Jamonfirst · 20/11/2019 22:13

It's years of built up pain isn't it Looking back and just seeing how you were so small and young and vulnerable. You just needed to be accepted for who you were. A hug and a bit of love. these sum up exactly how I'm feeling. I've been lurking for ages and it feels like I'm finally breaking through to the surface. Thank you al so much - it's crazy to see how many similarities there are.

yellowlemon · 20/11/2019 22:13

And yes to the Holiday Edition thread. I have some hilarious stories.

For someone who thought she was the queen she really had no idea how to behave in the most basic of social situations. I've actually been laughing quite a lot today about some of them as I've given myself permission to view her as the stupid woman she really was.

yellowlemon · 20/11/2019 22:18

Hi @Jamonfirst welcome.

I've been reading for a while and posting only for a couple of days and it is so helpful. Post what you like - nobody will judge you and you will start to feel better.
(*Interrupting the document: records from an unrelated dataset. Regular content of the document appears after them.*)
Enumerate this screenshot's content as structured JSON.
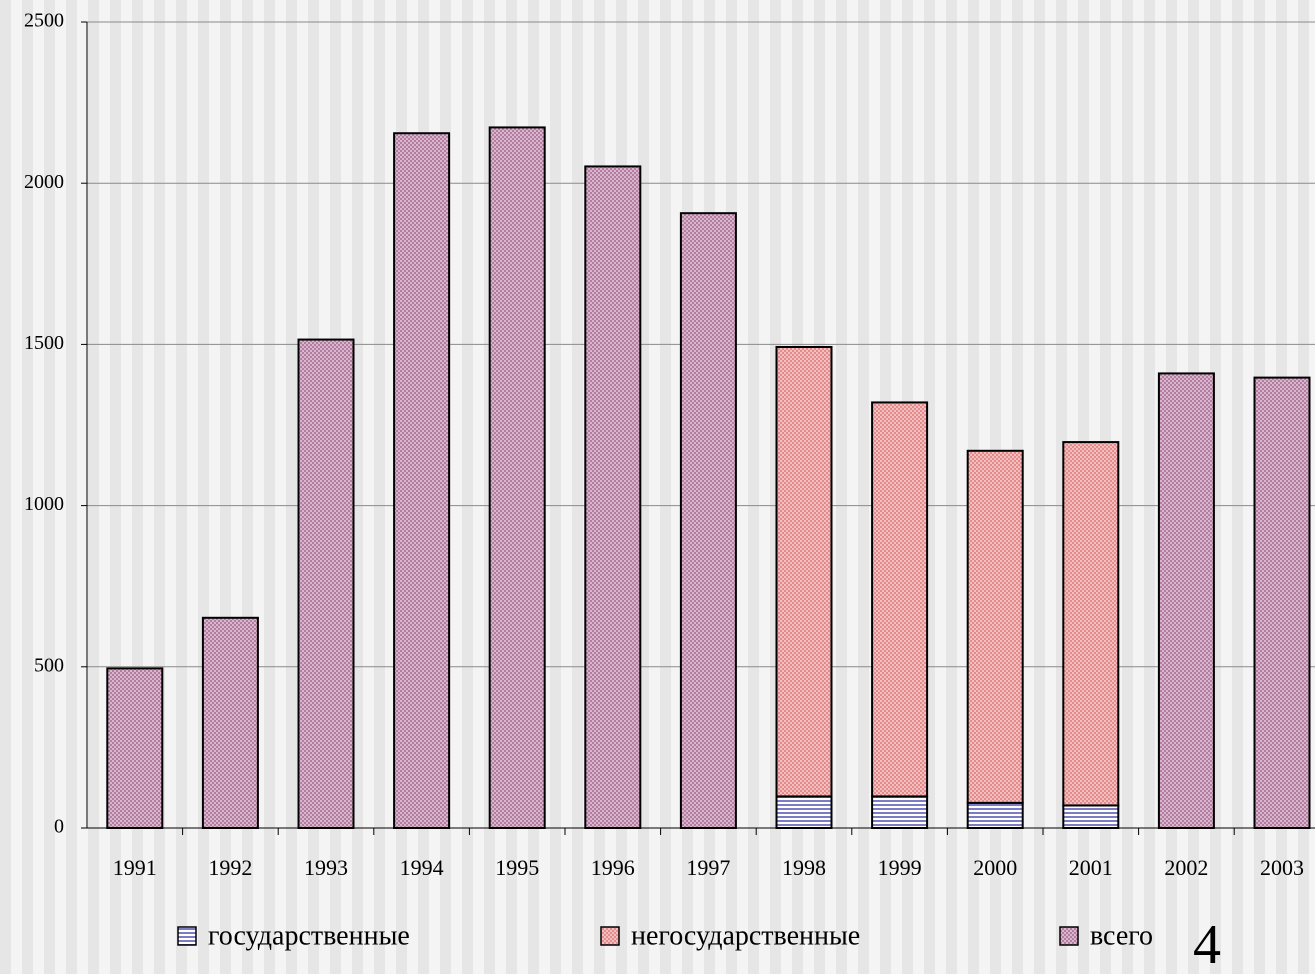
{
  "chart_data": {
    "type": "stacked_bar",
    "categories": [
      "1991",
      "1992",
      "1993",
      "1994",
      "1995",
      "1996",
      "1997",
      "1998",
      "1999",
      "2000",
      "2001",
      "2002",
      "2003"
    ],
    "series": [
      {
        "name": "государственные",
        "color": "#7c7cc4",
        "values": [
          null,
          null,
          null,
          null,
          null,
          null,
          null,
          98,
          98,
          78,
          70,
          null,
          null
        ]
      },
      {
        "name": "негосударственные",
        "color": "#e48a8a",
        "values": [
          null,
          null,
          null,
          null,
          null,
          null,
          null,
          1394,
          1222,
          1092,
          1127,
          null,
          null
        ]
      },
      {
        "name": "всего",
        "color": "#b47ca0",
        "values": [
          495,
          652,
          1515,
          2155,
          2173,
          2052,
          1907,
          null,
          null,
          null,
          null,
          1410,
          1397
        ]
      }
    ],
    "ylim": [
      0,
      2500
    ],
    "yticks": [
      0,
      500,
      1000,
      1500,
      2000,
      2500
    ],
    "grid": true
  },
  "page_number": "4"
}
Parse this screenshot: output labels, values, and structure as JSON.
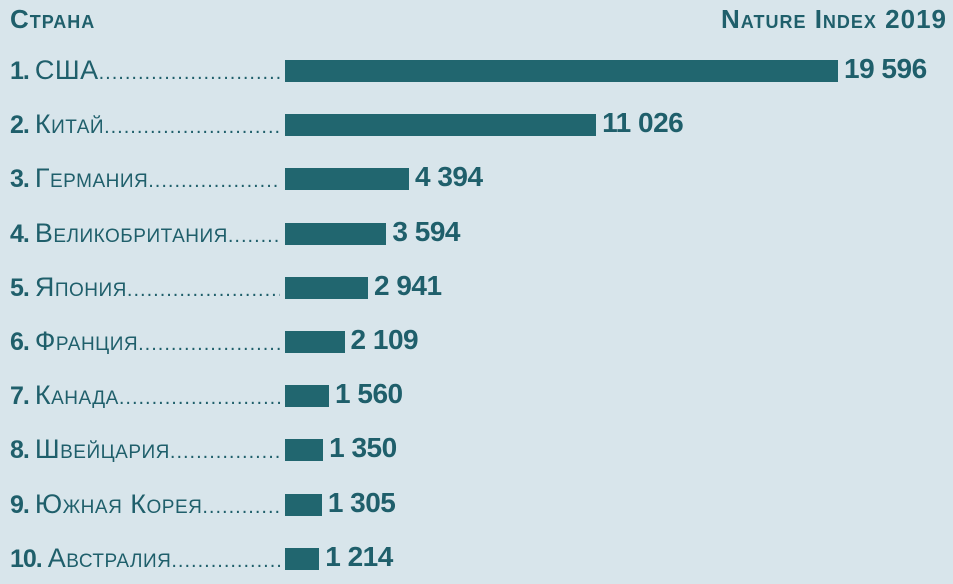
{
  "chart_data": {
    "type": "bar",
    "orientation": "horizontal",
    "header_left": "Страна",
    "header_right": "Nature Index 2019",
    "categories": [
      "США",
      "Китай",
      "Германия",
      "Великобритания",
      "Япония",
      "Франция",
      "Канада",
      "Швейцария",
      "Южная Корея",
      "Австралия"
    ],
    "ranks": [
      "1.",
      "2.",
      "3.",
      "4.",
      "5.",
      "6.",
      "7.",
      "8.",
      "9.",
      "10."
    ],
    "values": [
      19596,
      11026,
      4394,
      3594,
      2941,
      2109,
      1560,
      1350,
      1305,
      1214
    ],
    "value_labels": [
      "19 596",
      "11 026",
      "4 394",
      "3 594",
      "2 941",
      "2 109",
      "1 560",
      "1 350",
      "1 305",
      "1 214"
    ],
    "xlim": [
      0,
      19596
    ],
    "grid": false,
    "colors": {
      "bar": "#21666f",
      "text": "#1f5f6b",
      "background": "#d8e5eb"
    }
  }
}
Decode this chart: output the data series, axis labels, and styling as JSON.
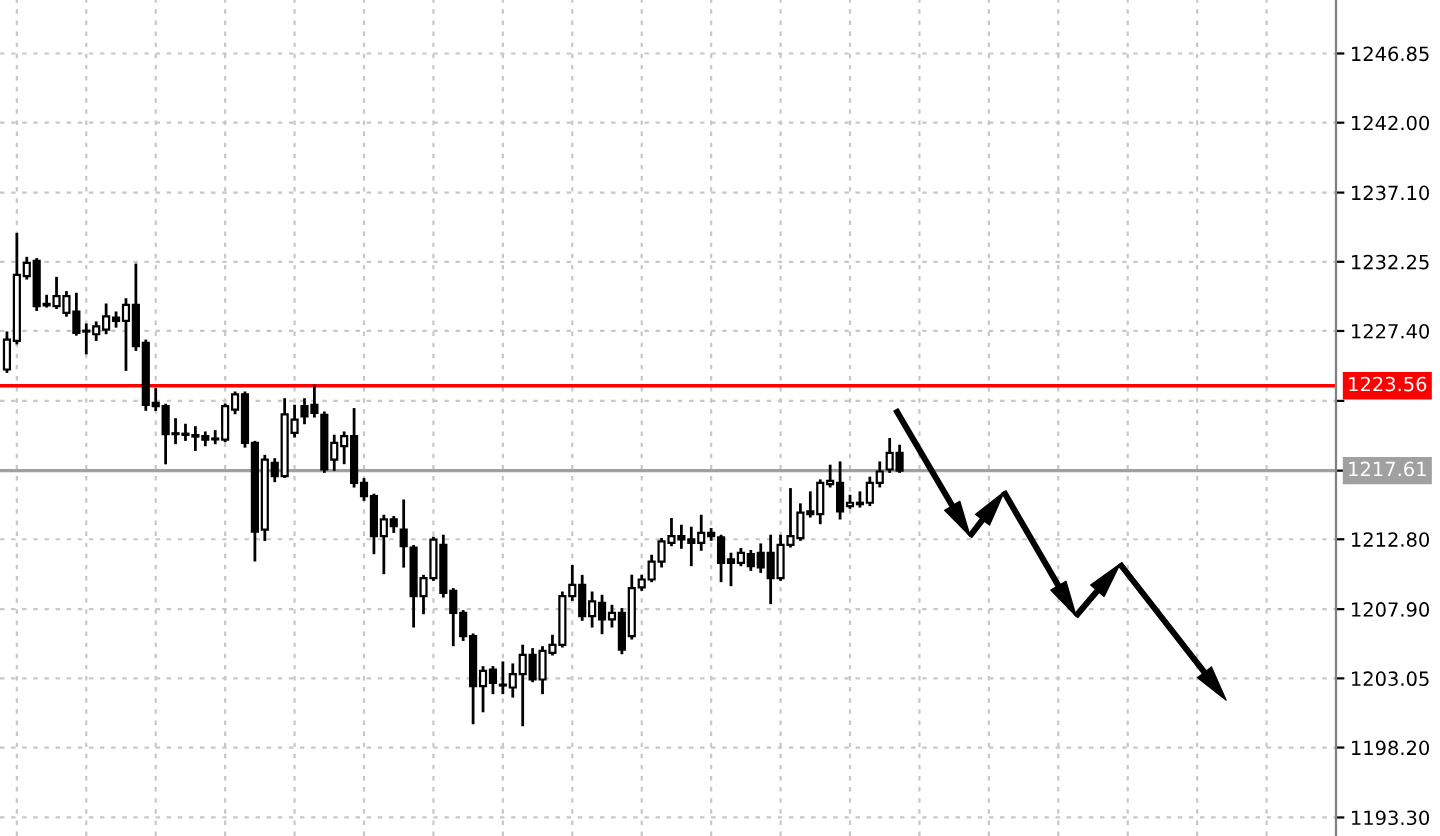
{
  "chart_data": {
    "type": "candlestick",
    "categories": [
      null,
      null,
      null,
      null,
      null,
      null,
      null,
      null,
      null,
      null,
      null,
      null,
      null,
      null,
      null,
      null,
      null,
      null,
      null,
      null,
      null,
      null,
      null,
      null,
      null,
      null,
      null,
      null,
      null,
      null,
      null,
      null,
      null,
      null,
      null,
      null,
      null,
      null,
      null,
      null,
      null,
      null,
      null,
      null,
      null,
      null,
      null,
      null,
      null,
      null,
      null,
      null,
      null,
      null,
      null,
      null,
      null,
      null,
      null,
      null,
      null,
      null,
      null,
      null,
      null,
      null,
      null,
      null,
      null,
      null,
      null,
      null,
      null,
      null,
      null,
      null,
      null,
      null,
      null,
      null,
      null,
      null,
      null,
      null,
      null,
      null,
      null,
      null,
      null,
      null,
      null,
      null,
      null,
      null,
      null,
      null,
      null,
      null,
      null,
      null,
      null,
      null,
      null,
      null,
      null,
      null,
      null,
      null,
      null,
      null,
      null,
      null,
      null,
      null,
      null,
      null,
      null,
      null,
      null,
      null,
      null,
      null,
      null,
      null,
      null,
      null,
      null,
      null,
      null,
      null,
      null,
      null,
      null,
      null,
      null
    ],
    "ohlc": [
      [
        1224.7,
        1227.27,
        1224.56,
        1226.8
      ],
      [
        1226.71,
        1234.18,
        1226.56,
        1231.33
      ],
      [
        1231.24,
        1232.5,
        1231.1,
        1232.17
      ],
      [
        1232.31,
        1232.41,
        1228.9,
        1229.14
      ],
      [
        1229.3,
        1229.84,
        1229.14,
        1229.2
      ],
      [
        1229.14,
        1231.1,
        1229.04,
        1229.84
      ],
      [
        1228.67,
        1230.1,
        1228.5,
        1229.84
      ],
      [
        1228.76,
        1229.98,
        1227.17,
        1227.27
      ],
      [
        1227.4,
        1227.83,
        1225.86,
        1227.36
      ],
      [
        1227.17,
        1227.97,
        1226.8,
        1227.73
      ],
      [
        1227.5,
        1229.23,
        1227.27,
        1228.43
      ],
      [
        1228.34,
        1228.67,
        1227.73,
        1228.11
      ],
      [
        1228.11,
        1229.6,
        1224.7,
        1229.23
      ],
      [
        1229.23,
        1232.03,
        1226.1,
        1226.33
      ],
      [
        1226.56,
        1226.7,
        1221.9,
        1222.22
      ],
      [
        1222.36,
        1223.29,
        1221.89,
        1222.13
      ],
      [
        1222.13,
        1222.2,
        1218.15,
        1220.17
      ],
      [
        1220.22,
        1221.19,
        1219.56,
        1220.17
      ],
      [
        1220.2,
        1220.8,
        1219.79,
        1220.12
      ],
      [
        1220.1,
        1220.63,
        1219.09,
        1220.0
      ],
      [
        1220.03,
        1220.26,
        1219.42,
        1219.79
      ],
      [
        1219.8,
        1220.35,
        1219.56,
        1219.85
      ],
      [
        1219.79,
        1222.22,
        1219.7,
        1222.13
      ],
      [
        1221.89,
        1223.06,
        1221.66,
        1222.96
      ],
      [
        1222.96,
        1223.06,
        1219.32,
        1219.56
      ],
      [
        1219.56,
        1219.6,
        1211.34,
        1213.34
      ],
      [
        1213.48,
        1218.62,
        1212.78,
        1218.39
      ],
      [
        1218.15,
        1218.39,
        1216.9,
        1217.22
      ],
      [
        1217.22,
        1222.59,
        1217.2,
        1221.56
      ],
      [
        1220.26,
        1222.13,
        1220.03,
        1221.19
      ],
      [
        1222.13,
        1222.59,
        1220.96,
        1221.42
      ],
      [
        1222.22,
        1223.53,
        1221.43,
        1221.66
      ],
      [
        1221.52,
        1221.66,
        1217.55,
        1217.69
      ],
      [
        1218.39,
        1220.03,
        1217.69,
        1219.56
      ],
      [
        1219.33,
        1220.26,
        1218.16,
        1220.03
      ],
      [
        1220.03,
        1221.9,
        1216.52,
        1216.76
      ],
      [
        1216.76,
        1216.99,
        1215.59,
        1215.82
      ],
      [
        1215.82,
        1215.9,
        1211.85,
        1213.02
      ],
      [
        1213.02,
        1214.42,
        1210.45,
        1214.19
      ],
      [
        1214.19,
        1214.33,
        1213.34,
        1213.72
      ],
      [
        1213.48,
        1215.49,
        1210.91,
        1212.32
      ],
      [
        1212.22,
        1212.3,
        1206.71,
        1208.81
      ],
      [
        1208.81,
        1210.21,
        1207.64,
        1210.07
      ],
      [
        1210.07,
        1212.88,
        1209.98,
        1212.78
      ],
      [
        1212.41,
        1213.02,
        1208.81,
        1209.04
      ],
      [
        1209.18,
        1209.28,
        1205.4,
        1207.64
      ],
      [
        1207.64,
        1207.74,
        1205.77,
        1206.01
      ],
      [
        1206.01,
        1206.1,
        1199.93,
        1202.5
      ],
      [
        1202.5,
        1203.81,
        1200.77,
        1203.58
      ],
      [
        1203.67,
        1203.81,
        1202.04,
        1202.74
      ],
      [
        1202.6,
        1204.14,
        1202.04,
        1202.55
      ],
      [
        1202.41,
        1204.0,
        1201.8,
        1203.34
      ],
      [
        1203.34,
        1205.31,
        1199.79,
        1204.7
      ],
      [
        1204.7,
        1205.07,
        1202.88,
        1202.97
      ],
      [
        1202.97,
        1205.21,
        1202.04,
        1204.98
      ],
      [
        1204.84,
        1206.01,
        1204.75,
        1205.4
      ],
      [
        1205.4,
        1209.04,
        1205.31,
        1208.81
      ],
      [
        1208.81,
        1210.91,
        1208.58,
        1209.61
      ],
      [
        1209.61,
        1210.21,
        1207.18,
        1207.41
      ],
      [
        1207.41,
        1209.04,
        1206.71,
        1208.44
      ],
      [
        1208.34,
        1208.81,
        1206.24,
        1207.18
      ],
      [
        1207.18,
        1208.11,
        1206.71,
        1207.64
      ],
      [
        1207.64,
        1207.88,
        1204.84,
        1205.07
      ],
      [
        1206.01,
        1210.22,
        1205.87,
        1209.38
      ],
      [
        1209.42,
        1210.22,
        1209.28,
        1209.98
      ],
      [
        1209.98,
        1211.62,
        1209.89,
        1211.24
      ],
      [
        1211.24,
        1212.79,
        1210.92,
        1212.65
      ],
      [
        1212.55,
        1214.19,
        1212.41,
        1213.02
      ],
      [
        1213.02,
        1213.72,
        1212.23,
        1212.79
      ],
      [
        1212.79,
        1213.58,
        1211.01,
        1212.55
      ],
      [
        1212.55,
        1214.42,
        1212.09,
        1213.25
      ],
      [
        1213.25,
        1213.49,
        1212.79,
        1213.02
      ],
      [
        1212.93,
        1213.02,
        1209.89,
        1211.15
      ],
      [
        1211.39,
        1211.76,
        1209.61,
        1211.15
      ],
      [
        1211.15,
        1212.09,
        1211.01,
        1211.85
      ],
      [
        1211.76,
        1211.95,
        1210.68,
        1210.92
      ],
      [
        1211.85,
        1212.41,
        1210.54,
        1210.82
      ],
      [
        1211.85,
        1213.02,
        1208.35,
        1210.08
      ],
      [
        1210.08,
        1213.02,
        1209.98,
        1212.41
      ],
      [
        1212.41,
        1216.29,
        1212.32,
        1213.02
      ],
      [
        1212.88,
        1215.22,
        1212.79,
        1214.66
      ],
      [
        1214.75,
        1216.06,
        1214.42,
        1214.56
      ],
      [
        1214.56,
        1216.9,
        1213.95,
        1216.76
      ],
      [
        1216.67,
        1217.93,
        1216.53,
        1216.9
      ],
      [
        1216.76,
        1218.16,
        1214.28,
        1214.75
      ],
      [
        1215.12,
        1215.82,
        1215.03,
        1215.36
      ],
      [
        1215.36,
        1216.06,
        1215.12,
        1215.26
      ],
      [
        1215.36,
        1217.09,
        1215.22,
        1216.76
      ],
      [
        1216.76,
        1218.16,
        1216.53,
        1217.55
      ],
      [
        1217.69,
        1219.8,
        1217.55,
        1218.86
      ],
      [
        1218.86,
        1219.33,
        1217.55,
        1217.61
      ],
      null,
      null,
      null,
      null,
      null,
      null,
      null,
      null,
      null,
      null,
      null,
      null,
      null,
      null,
      null,
      null,
      null,
      null,
      null,
      null,
      null,
      null,
      null,
      null,
      null,
      null,
      null,
      null,
      null,
      null,
      null,
      null,
      null,
      null,
      null,
      null,
      null,
      null,
      null,
      null,
      null,
      null,
      null,
      null
    ],
    "ylim": [
      1192.0,
      1250.6
    ],
    "yticks": [
      {
        "value": 1193.3,
        "label": "1193.30"
      },
      {
        "value": 1198.2,
        "label": "1198.20"
      },
      1203.05,
      {
        "value": 1207.9,
        "label": "1207.90"
      },
      {
        "value": 1212.8,
        "label": "1212.80"
      },
      {
        "value": 1217.61,
        "label": null
      },
      {
        "value": 1222.5,
        "label": null
      },
      {
        "value": 1227.4,
        "label": "1227.40"
      },
      1232.25,
      {
        "value": 1237.1,
        "label": "1237.10"
      },
      {
        "value": 1242.0,
        "label": "1242.00"
      },
      1246.85
    ],
    "ref_lines": [
      {
        "axis": "y",
        "value": 1223.56,
        "label": "1223.56",
        "color": "#ff0000"
      },
      {
        "axis": "y",
        "value": 1217.61,
        "label": "1217.61",
        "color": "#a0a0a0"
      }
    ],
    "grid": true,
    "tick_labels": "y"
  }
}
toomuchtooold · 21/11/2019 05:41

Hi jamonfirst!
It was an incident where I realised that my mother understood the effect of her behaviour that made me go NC. Up till then I'd always thought she had no control or insight about it, because it had such a terrible effect on her own life - she stuck in a minimum responsibility job her whole life despite having the opportunity to do more, and as we've been saying, she struggled with the most basic social interactions. But I think on some level that was preferable to changing anything.

OP posts:
toomuchtooold · 21/11/2019 05:42

Also, can I suggest "But We Took You to Santa's Grotto" for the holiday thread? Or is that too flippant?

OP posts:
Jinglebells10 · 21/11/2019 06:19

@toomuchtooold
I like that title. Maybe we could put at the end stately homes Christmas edition? So people who aren't actively following atm could maybe find us if needed?